Conclusions fondamentales. Quatre constatations fondamentales peuvent être tirées de ce tableau des distances statistiques pour comprendre les similitudes et les différences au sein du Solutréen basque et des zones environnantes : 1. Les preuves d'Aitzbitarte IV ne permettent aucune approximation avec le reste ; 2. Il existe plusieurs liens de rapprochement au sein du bloc des autres sites solutréens basques (c'est-à-dire entre Bolinkoba, Isturitz FII et Ist IIIa, Santimamiñe et Ermittia) et certains entre certains sites basques (Bolinkoba, Santimamiñe et Isturitz FII) et ceux de Pape et Harpons ; 3. Que Pape et Harpons semblent servir de pont entre les sites solutréens basques et certains autres sites des Asturies (Cava Rosa, Oscura, Cueto de la Mina) et de Cantabrie (Altamira et Hornos), car ils entretiennent des relations de proximité statistique avec tous ces sites ; 4. Il n'y a aucune homogénéité relative entre ce bloc de sites solutréens basques et ceux des Asturies et de Cantabrie.
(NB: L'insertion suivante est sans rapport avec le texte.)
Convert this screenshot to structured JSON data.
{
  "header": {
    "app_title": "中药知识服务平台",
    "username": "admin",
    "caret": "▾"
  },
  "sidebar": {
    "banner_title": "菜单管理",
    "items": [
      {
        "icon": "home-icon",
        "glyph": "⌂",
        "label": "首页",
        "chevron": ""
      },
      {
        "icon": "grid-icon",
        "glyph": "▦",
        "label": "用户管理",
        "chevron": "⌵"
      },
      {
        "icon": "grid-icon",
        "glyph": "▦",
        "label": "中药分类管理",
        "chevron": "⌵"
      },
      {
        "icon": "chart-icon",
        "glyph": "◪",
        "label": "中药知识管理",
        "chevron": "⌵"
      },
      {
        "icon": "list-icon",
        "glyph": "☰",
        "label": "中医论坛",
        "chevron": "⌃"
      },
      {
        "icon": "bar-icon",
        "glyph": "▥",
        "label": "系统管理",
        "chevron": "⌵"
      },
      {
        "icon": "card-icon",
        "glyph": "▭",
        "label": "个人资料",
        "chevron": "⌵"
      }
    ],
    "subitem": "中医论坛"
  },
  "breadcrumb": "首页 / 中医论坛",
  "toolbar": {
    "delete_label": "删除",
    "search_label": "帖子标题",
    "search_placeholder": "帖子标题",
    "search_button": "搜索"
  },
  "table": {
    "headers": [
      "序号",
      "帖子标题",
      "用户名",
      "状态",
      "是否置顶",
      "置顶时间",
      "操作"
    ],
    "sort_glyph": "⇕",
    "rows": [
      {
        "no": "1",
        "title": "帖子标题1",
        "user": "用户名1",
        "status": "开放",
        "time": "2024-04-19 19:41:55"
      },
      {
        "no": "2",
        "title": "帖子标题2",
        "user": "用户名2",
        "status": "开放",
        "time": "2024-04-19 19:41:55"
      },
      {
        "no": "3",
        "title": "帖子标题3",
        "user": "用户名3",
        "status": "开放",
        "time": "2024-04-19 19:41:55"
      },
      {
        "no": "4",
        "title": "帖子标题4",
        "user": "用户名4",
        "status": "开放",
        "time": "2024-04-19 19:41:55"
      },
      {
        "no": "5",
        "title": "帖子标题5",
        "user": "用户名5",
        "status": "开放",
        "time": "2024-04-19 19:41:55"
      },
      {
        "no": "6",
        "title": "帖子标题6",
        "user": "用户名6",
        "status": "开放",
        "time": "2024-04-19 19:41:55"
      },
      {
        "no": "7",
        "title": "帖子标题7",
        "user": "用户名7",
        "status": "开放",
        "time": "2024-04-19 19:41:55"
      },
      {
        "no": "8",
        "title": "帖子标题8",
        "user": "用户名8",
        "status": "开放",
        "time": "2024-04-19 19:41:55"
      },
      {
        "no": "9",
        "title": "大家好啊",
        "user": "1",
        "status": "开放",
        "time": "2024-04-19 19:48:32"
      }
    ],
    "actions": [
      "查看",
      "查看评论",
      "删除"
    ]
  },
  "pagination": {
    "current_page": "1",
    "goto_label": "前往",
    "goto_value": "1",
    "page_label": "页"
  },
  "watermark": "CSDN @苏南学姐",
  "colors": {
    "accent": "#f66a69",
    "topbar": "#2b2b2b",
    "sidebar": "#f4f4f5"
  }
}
En fin de compte, le Solutréen basque s'interpose physiquement entre le Cantabrique et le Pyrénéen, tout en offrant une personnalité marquée. On a supposé, en tout état de cause, que tant depuis les Asturies et la Cantabrie que depuis le Pays basque, il pouvait y avoir des incursions de proximité statistique entre le site de la grotte de Harpons dans le département du Haut-Garonne et d'autres sites basques (Isturitz, Bolinkoba, Santimamiñe) et cantabriques (Hornos de la Peña). En général, les établissements solutréens pyrénéens ont été caractérisés comme révélateurs d'activités saisonnières sporadiques (« non permanentes »), tandis qu'au sud des Landes, dans les Pyrénées basques et leurs environs, ainsi que sur le reste du littoral cantabrique, on observe une plus grande densité de sites et des dépôts stratigraphiques relativement importants avec des dotations nombreuses et variées.